Des manifestants autochtones perturbent de nouveau la COP30 en Amazonie information fournie par AFP 14/11/2025 à 20:08
Des manifestants autochtones d'Amazonie mécontents de leur traitement par le gouvernement de Lula ont bloqué vendredi pacifiquement l'entrée principale de la COP30 à Belem et perturbé les travaux de la conférence de l'ONU, arrachant des réunions au sommet avec des responsables brésiliens.
Le blocage d'environ deux heures est survenu alors que la sécurité de l'événement (10-21 novembre), coorganisé par le gouvernement brésilien et l'ONU Climat, est en question depuis une incursion mardi soir d'autres protestataires indigènes, qui s'étaient heurtés aux agents de sécurité.
Vendredi matin, le rassemblement de membres de la communauté munduruku a semé un certain chaos et perturbé l'agenda des dizaines de milliers de délégués et d'observateurs. Il a aussi forcé le président de la conférence, André Correa do Lago, à annuler sa participation à des événements pour se rendre sur place et engager le dialogue.
Les quelques dizaines de manifestants - torses nus et portant des ornements traditionnels pour la plupart - se sont placés devant l'entrée principale de la "zone bleue", coeur de la conférence où se déroulent les négociations; cette entrée-là a été alors fermée. Ils comptaient des hommes et femmes de tous âges, venus avec plusieurs bébés et enfants.
"Lutter pour notre territoire c'est lutter pour notre vie", proclame la pancarte de l'un des manifestants, venus dénoncer de grands projets d'infrastructures en Amazonie et demander à voir le président brésilien Luiz Inacio Lula da Silva.
"Viens Lula, montre-toi!", a lancé Alessandra Korap, une leader indigène. "Nous voulons être entendus, nous voulons également participer aux négociations", a-t-elle ajouté. "Nous avons trop de problèmes".
Des renforts militaires ont été dépêchés autour du site de la COP, avec des soldats casqués et armés munis de boucliers. De nombreux membres de la police militaire sont aussi visibles.
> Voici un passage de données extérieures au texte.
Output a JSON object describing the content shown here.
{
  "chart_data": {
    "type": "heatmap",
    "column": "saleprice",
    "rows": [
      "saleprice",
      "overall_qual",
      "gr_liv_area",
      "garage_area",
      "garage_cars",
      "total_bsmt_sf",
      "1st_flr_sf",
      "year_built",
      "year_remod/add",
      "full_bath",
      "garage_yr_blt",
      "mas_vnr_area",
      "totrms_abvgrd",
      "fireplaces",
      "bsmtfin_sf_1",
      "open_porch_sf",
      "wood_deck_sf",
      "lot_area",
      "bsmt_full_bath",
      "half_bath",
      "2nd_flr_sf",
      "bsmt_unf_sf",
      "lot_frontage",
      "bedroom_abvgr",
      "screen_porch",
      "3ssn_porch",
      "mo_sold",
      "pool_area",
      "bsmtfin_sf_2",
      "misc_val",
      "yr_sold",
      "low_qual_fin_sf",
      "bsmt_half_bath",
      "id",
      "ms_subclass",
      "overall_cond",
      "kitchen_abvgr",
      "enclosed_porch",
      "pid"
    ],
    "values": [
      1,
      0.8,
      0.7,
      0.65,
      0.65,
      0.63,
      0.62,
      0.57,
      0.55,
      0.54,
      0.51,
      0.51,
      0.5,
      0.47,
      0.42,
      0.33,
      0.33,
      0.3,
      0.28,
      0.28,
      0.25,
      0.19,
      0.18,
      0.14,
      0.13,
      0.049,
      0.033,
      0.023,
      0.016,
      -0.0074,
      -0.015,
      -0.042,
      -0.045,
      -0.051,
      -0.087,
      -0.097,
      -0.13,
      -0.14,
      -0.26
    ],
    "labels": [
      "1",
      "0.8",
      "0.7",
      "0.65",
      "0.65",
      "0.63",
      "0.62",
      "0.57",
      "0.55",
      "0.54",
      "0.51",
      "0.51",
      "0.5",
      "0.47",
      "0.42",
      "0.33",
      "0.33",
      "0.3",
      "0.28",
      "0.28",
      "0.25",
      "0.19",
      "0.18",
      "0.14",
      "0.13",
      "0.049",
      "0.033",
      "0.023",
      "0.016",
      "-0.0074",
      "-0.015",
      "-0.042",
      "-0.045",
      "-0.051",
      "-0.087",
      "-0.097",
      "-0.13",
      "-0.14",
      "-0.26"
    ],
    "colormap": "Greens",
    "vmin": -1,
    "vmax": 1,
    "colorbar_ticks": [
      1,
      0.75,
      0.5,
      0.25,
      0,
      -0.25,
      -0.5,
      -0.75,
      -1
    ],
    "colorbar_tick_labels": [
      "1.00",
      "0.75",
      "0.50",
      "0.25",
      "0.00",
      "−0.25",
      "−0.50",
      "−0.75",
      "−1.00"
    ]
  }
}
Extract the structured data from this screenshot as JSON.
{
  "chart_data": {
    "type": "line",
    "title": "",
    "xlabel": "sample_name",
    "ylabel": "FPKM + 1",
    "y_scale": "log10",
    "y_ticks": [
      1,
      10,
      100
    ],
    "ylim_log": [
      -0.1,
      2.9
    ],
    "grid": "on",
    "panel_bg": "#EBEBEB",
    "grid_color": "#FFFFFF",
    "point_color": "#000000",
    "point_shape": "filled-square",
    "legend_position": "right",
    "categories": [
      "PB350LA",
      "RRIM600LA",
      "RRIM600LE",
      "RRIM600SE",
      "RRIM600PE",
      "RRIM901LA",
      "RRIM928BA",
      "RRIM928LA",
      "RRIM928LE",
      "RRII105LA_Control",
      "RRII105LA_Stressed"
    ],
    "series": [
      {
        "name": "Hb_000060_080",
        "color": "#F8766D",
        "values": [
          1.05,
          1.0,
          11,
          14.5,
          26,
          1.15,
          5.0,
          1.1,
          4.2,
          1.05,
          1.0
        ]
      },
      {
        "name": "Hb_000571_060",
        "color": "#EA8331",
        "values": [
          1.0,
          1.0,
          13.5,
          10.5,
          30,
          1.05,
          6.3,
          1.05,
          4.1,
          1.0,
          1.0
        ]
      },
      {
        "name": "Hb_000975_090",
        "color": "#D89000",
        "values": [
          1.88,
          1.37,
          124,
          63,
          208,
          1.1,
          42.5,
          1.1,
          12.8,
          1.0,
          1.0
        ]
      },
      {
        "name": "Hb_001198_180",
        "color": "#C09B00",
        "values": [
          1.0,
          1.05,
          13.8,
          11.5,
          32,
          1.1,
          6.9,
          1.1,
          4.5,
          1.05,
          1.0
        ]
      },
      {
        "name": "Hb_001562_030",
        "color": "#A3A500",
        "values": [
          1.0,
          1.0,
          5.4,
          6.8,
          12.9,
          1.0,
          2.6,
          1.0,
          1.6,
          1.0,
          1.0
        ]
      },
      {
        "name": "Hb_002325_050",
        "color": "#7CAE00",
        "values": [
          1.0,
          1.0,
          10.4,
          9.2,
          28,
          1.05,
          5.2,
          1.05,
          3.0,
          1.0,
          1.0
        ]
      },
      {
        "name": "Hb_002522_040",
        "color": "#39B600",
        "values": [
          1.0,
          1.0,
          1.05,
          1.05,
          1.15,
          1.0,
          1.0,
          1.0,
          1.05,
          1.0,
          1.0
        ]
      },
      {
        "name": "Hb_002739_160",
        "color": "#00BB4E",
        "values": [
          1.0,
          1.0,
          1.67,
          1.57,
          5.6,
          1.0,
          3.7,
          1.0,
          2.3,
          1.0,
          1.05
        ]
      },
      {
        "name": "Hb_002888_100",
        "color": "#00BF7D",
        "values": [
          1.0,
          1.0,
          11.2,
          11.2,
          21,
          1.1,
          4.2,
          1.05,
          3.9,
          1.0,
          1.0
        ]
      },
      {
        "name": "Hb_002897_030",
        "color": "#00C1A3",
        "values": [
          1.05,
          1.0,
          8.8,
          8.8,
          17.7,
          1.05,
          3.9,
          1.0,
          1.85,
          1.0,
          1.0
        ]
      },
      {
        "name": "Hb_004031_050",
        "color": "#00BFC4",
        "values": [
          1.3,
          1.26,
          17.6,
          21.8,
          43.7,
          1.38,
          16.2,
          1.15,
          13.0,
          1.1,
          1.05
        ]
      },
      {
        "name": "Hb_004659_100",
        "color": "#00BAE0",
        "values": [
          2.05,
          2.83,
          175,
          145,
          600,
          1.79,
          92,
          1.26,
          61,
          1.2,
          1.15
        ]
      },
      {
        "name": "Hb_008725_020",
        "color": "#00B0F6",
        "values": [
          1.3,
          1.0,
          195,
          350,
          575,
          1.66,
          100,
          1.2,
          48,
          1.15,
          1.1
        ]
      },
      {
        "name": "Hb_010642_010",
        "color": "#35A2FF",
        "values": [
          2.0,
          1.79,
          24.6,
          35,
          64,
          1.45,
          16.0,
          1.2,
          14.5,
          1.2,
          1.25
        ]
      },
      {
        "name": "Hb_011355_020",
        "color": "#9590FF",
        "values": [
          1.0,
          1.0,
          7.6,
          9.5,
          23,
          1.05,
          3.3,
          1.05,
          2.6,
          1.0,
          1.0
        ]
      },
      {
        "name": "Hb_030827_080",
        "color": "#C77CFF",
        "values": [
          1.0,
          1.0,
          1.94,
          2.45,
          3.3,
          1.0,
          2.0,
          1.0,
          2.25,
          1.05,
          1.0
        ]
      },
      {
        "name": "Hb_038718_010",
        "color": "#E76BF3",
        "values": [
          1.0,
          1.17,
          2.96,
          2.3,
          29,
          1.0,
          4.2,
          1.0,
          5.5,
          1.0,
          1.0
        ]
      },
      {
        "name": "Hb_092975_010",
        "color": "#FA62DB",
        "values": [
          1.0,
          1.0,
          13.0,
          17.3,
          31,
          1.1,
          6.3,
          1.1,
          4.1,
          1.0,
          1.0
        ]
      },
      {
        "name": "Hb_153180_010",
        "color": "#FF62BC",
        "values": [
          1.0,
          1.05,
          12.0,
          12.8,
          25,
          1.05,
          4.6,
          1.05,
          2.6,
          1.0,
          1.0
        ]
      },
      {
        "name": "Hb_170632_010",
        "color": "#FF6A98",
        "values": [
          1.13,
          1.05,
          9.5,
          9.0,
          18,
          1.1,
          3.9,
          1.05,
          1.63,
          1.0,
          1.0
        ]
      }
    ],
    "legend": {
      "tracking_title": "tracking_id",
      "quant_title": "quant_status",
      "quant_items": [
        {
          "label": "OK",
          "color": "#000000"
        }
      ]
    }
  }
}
André Correa do Lago, fin diplomate brésilien, est alors arrivé pour parlementer, écoutant longuement les griefs, et portant pendant quelques minutes un bébé dans ses bras. Puis, serrant tout le long la main d'une des manifestantes, il a conduit l'ensemble du groupe dans un bâtiment public proche pour de longues réunions, avec les ministres Sonia Guajajara (Peuples indigènes) et Marina Silva (Environnement). Ce qui a permis la réouverture de la COP, en présence de très nombreux membres des forces de l'ordre.
A la sortie devant la presse, le diplomate a reconnu les "préoccupations très légitimes" des manifestants et promis de "chercher à avancer".
Ces membres de la communauté munduruku réclament des progrès dans la démarcation de leurs terres. Ils contestent aussi le projet de construction de Ferrograo, une voie ferrée de près de 1.000 km censée traverser le Brésil d'ouest en est pour acheminer la production de céréales.
- "Tirer l'oreille" -
Lors d'une autre réunion de plusieurs heures avec d'autres groupes indigènes amazoniens, le président de la conférence s'est voulu apaisant.
"Vous pouvez être sûrs que ce gouvernement vous défend à la COP30", a-t-il dit à ses interlocuteurs, niant toute "menace" sur leurs droits.
Lula est un allié revendiqué de la cause autochtone. A son crédit: l'homologation de 16 terres indigènes depuis son retour au pouvoir début 2023, la chute spectaculaire de la déforestation ou la nomination d'une figure respectée, Sonia Guajajara, à la tête du tout premier ministère des Peuples indigènes.
Mais beaucoup déplorent la lenteur dans la démarcation de terres indigènes et l'exploration pétrolière lancée en octobre près de l'embouchure de l'Amazone.
Critiquant le projet pétrolier et Ferrograo, l'emblématique cacique nonagénaire Raoni avait dit mercredi au sujet de Lula, son cadet octogénaire: "Je vais prendre rendez-vous avec lui, et, si besoin est, je vais lui tirer l'oreille pour qu'il m'écoute".
Mardi soir, d'autres protestataires indigènes avaient forcé l'entrée de la "zone bleue" et s'étaient heurtés au personnel de sécurité, alimentant une polémique.
Selon la presse, le chef de l'ONU Climat, Simon Stiell, a dans un courrier aux autorités brésiliennes dénoncé une "violation grave du cadre de sécurité établi".
Tout en rappelant que la sécurité à l'intérieur de la "zone bleue" est "confiée" au département de la sécurité des Nations unies, le gouvernement brésilien a annoncé jeudi avoir renforcé le dispositif de sécurité.